International Patent Application Publication No. WO2004/067561 describes stable Aβ(1-42) oligomers (Aβ(1-42) globulomers) and antibodies directed specifically against the globulomers. Digestion with unspecific proteases shows that the Aβ globulomer may be digested beginning with the hydrophilic N-terminus protruding from the globular core structure (Barghorn et al., 2005, J Neurochem, 95, 834-847). Such N-terminal truncated Aβ globulomers (Aβ(12-42) and Aβ(20-42) globulomers) represent the basic structural unit of this oligomeric Aβ and are a very potent antigen for active immunization of rabbits and mice leading to high antibody titers (WO2004/067561). The putative pathological role of N-terminally truncated Aβ forms in vivo has been suggested by several recent reports of their existence in AD brains (Sergeant et al., 2003, J Neurochem, 85, 1581-1591; Thal et al., 1999, J. Neuropathol. Exp Neurol, 58, 210-216). During in vivo digestion, certain proteases found in brain, e.g. neprilysin (NEP 24.11) or insulin degrading enzyme (IDE), may be involved (Selkoe, 2001, Neuron, 32, 177-180).

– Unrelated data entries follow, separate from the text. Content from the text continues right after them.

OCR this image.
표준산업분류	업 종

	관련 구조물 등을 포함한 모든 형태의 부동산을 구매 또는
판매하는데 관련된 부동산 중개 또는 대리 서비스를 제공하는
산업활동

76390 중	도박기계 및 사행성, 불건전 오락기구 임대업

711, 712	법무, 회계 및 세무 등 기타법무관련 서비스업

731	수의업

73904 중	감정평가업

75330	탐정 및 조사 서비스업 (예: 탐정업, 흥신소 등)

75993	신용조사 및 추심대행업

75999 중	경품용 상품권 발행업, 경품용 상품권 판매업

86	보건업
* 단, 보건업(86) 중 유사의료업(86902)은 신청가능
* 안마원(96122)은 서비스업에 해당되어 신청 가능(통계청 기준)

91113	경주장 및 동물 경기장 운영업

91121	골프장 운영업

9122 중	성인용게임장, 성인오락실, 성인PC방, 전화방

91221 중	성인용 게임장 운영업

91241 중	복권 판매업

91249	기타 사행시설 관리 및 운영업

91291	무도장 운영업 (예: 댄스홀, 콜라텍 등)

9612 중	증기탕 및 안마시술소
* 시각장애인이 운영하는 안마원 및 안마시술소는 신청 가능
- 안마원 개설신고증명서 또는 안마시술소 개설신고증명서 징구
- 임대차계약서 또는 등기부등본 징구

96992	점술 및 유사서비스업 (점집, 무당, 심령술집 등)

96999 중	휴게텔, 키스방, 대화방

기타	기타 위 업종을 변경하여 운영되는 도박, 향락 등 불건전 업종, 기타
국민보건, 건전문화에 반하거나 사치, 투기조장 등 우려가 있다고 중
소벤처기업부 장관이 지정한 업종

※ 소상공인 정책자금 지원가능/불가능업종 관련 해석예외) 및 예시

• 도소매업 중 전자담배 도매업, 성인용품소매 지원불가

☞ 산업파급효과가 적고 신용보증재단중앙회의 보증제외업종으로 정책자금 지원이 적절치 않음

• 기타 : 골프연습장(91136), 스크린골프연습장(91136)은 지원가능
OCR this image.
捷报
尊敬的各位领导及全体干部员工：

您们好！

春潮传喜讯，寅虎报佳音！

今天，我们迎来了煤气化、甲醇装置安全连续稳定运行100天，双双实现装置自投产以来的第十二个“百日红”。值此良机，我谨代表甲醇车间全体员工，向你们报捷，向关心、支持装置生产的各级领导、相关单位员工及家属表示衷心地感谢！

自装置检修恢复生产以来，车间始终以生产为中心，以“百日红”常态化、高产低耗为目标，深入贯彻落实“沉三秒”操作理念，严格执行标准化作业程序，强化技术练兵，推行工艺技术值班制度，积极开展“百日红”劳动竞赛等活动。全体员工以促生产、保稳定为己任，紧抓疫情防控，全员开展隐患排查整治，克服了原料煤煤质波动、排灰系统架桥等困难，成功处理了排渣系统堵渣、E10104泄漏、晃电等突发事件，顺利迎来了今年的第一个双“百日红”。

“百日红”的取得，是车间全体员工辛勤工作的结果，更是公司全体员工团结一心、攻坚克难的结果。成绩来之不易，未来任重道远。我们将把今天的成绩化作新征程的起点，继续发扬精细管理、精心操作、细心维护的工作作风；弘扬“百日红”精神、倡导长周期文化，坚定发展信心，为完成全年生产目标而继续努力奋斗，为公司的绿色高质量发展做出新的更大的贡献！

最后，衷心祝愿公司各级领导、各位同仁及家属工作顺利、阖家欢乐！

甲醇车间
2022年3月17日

In view of the above, there is a tremendous and immediate need for a treatment for Alzheimer's Disease which has few, if any, side effects (e.g., microhemmorhages). With such treatment, affected patients may be able to maintain a functional and active lifestyle for many years beyond that which is possible without such treatment. Thus, not only are there financial implications for such a treatment but “quality of life” implications as well, not only for the patients but also for their caregivers.
All patents and publications referred to herein are hereby incorporated in their entirety by reference.